For Ubuntu Server 14, the rules for package classification into the different compliance states are as follows:

  • Installed: Packages that are filtered through the patch baseline, with the candidate version appearing in trusty-security, and are not upgradable.

  • Missing: Packages that are filtered through the baseline, with the candidate version appearing in trusty-security, and are upgradable.

  • Installed Other: Packages that are not filtered through the baseline, with the candidate version appearing in trusty-security, and are not upgradable. The compliance level for these packages is set to UNSPECIFIED.

  • NotApplicable: Packages that are included in ApprovedPatches but are not installed on the system.

  • Failed: Packages that failed to install during the patch operation.
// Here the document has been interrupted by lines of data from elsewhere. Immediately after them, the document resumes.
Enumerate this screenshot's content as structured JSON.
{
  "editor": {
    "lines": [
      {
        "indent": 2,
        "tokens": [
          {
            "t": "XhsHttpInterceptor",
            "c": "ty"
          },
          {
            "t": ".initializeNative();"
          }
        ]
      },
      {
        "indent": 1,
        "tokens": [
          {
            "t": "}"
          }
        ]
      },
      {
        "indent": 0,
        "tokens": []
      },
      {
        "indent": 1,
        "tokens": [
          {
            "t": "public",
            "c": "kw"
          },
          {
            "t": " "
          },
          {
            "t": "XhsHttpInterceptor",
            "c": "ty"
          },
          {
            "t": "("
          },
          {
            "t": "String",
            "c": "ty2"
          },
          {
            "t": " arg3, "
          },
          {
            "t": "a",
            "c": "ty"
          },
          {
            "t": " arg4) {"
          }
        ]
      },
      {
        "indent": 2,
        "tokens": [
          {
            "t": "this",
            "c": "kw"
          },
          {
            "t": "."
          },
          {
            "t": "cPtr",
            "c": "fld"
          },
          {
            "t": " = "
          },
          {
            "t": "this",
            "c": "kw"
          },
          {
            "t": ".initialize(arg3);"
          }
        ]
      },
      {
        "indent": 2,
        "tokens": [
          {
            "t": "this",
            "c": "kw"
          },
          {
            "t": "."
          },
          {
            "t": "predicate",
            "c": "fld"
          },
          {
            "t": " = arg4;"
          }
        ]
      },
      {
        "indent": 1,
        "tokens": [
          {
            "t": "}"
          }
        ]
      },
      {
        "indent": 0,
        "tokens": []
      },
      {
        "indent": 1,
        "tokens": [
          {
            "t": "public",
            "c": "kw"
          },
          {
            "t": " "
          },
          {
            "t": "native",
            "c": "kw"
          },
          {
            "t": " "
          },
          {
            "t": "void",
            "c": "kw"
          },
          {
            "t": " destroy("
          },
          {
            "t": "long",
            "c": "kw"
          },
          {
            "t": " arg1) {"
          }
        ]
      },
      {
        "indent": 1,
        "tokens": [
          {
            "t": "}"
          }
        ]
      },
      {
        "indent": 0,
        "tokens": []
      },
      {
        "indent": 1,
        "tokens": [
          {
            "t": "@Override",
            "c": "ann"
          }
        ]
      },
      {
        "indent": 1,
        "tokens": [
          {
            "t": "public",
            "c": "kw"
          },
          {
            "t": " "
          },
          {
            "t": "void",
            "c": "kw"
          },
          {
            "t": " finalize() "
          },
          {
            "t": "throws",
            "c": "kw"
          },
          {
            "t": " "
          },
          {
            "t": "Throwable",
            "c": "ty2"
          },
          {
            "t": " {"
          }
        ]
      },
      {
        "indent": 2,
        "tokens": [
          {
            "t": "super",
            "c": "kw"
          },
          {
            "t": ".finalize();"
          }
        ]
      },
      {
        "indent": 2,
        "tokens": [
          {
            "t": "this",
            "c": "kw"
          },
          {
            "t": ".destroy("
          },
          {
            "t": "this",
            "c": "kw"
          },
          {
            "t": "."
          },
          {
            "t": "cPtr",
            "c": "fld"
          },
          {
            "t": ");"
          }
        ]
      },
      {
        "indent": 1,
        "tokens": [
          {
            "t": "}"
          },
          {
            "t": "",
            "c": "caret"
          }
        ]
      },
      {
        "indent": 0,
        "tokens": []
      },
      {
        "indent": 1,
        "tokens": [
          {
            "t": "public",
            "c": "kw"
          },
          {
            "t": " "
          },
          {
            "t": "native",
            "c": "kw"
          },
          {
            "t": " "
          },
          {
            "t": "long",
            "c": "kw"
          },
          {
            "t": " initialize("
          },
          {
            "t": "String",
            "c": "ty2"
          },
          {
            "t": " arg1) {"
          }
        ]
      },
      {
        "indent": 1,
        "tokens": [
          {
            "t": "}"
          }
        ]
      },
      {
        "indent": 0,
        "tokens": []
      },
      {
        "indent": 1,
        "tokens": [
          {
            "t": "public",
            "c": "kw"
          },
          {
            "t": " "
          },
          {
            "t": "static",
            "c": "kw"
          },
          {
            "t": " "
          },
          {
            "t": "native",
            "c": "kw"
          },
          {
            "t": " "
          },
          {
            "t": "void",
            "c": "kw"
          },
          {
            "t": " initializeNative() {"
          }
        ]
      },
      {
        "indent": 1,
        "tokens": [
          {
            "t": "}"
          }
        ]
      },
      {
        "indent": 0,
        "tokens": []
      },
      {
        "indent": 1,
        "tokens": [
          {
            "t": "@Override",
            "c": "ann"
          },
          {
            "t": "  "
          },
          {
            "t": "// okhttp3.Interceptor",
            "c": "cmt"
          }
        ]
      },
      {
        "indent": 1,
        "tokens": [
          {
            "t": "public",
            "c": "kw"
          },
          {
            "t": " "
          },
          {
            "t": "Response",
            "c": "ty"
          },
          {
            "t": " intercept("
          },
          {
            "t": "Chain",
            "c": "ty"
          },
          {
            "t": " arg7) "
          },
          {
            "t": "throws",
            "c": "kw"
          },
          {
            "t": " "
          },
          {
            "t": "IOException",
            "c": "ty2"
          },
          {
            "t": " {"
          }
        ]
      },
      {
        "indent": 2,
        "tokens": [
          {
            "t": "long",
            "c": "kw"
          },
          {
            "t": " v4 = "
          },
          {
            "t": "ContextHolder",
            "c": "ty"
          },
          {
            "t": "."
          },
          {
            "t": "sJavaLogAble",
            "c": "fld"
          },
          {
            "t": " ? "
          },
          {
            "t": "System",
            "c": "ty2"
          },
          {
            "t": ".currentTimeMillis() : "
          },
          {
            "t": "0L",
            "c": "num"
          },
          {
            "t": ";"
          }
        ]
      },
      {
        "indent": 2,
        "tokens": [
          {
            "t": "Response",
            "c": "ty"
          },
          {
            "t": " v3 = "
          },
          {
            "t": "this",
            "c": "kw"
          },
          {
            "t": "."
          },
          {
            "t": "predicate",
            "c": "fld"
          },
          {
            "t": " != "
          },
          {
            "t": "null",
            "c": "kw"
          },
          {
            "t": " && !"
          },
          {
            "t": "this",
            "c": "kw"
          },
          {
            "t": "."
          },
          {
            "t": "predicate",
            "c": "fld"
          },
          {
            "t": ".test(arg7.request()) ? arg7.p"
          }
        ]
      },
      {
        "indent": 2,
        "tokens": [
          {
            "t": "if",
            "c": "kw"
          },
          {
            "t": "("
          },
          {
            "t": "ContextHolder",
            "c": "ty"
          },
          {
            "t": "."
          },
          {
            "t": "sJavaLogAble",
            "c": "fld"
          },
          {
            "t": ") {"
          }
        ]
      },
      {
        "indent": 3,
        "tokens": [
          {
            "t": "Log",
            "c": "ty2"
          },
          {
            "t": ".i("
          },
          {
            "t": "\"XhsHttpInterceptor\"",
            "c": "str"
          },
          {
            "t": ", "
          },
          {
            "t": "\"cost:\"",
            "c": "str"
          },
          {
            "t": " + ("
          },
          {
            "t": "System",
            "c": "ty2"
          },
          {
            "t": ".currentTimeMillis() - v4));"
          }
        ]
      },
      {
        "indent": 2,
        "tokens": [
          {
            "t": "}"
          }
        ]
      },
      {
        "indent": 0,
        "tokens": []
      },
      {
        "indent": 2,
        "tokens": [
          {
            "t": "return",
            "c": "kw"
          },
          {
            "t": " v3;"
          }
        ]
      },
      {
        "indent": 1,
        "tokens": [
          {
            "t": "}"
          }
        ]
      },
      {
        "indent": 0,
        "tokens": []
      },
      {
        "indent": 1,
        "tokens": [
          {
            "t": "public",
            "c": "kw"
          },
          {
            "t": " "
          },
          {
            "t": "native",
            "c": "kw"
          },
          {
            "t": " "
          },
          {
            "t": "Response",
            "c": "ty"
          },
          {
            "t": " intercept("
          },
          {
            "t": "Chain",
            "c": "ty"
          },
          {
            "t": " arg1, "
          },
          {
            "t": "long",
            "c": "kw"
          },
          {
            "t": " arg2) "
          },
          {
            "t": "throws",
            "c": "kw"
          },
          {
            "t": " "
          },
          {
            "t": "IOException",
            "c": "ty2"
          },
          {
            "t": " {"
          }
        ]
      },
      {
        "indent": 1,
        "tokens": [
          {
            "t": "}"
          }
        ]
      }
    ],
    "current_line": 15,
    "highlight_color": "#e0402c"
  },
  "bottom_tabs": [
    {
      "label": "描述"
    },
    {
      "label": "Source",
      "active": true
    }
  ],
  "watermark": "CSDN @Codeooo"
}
How Patch Baseline Rules Work on SUSE Linux Enterprise Server

On SLES, each patch includes the following attributes that denote the properties of the packages in the patch:

  • Category: Corresponds to the value of the Classification key attribute in the patch baseline's PatchFilter data type. Denotes the type of patch included in the update notice. Available options include:

    • Security

    • Recommended

    • Optional

    • Features

    • Document

    • Yast

  • Severity: Corresponds to the value of the Severity key attribute patch baseline's PatchFilter data type. Denotes the severity of the patches. Available options include:

    • None

    • Low

    • Moderate

    • Important

    • Critical

The product of the instance is determined by the SSM Agent. This attribute corresponds to the value of the Product key attribute in the patch baseline's PatchFilter data type.

For each patch, the patch baseline is used as a filter, allowing only the qualified packages to be included in the update. If multiple packages are applicable after applying the patch baseline definition, the latest version is used.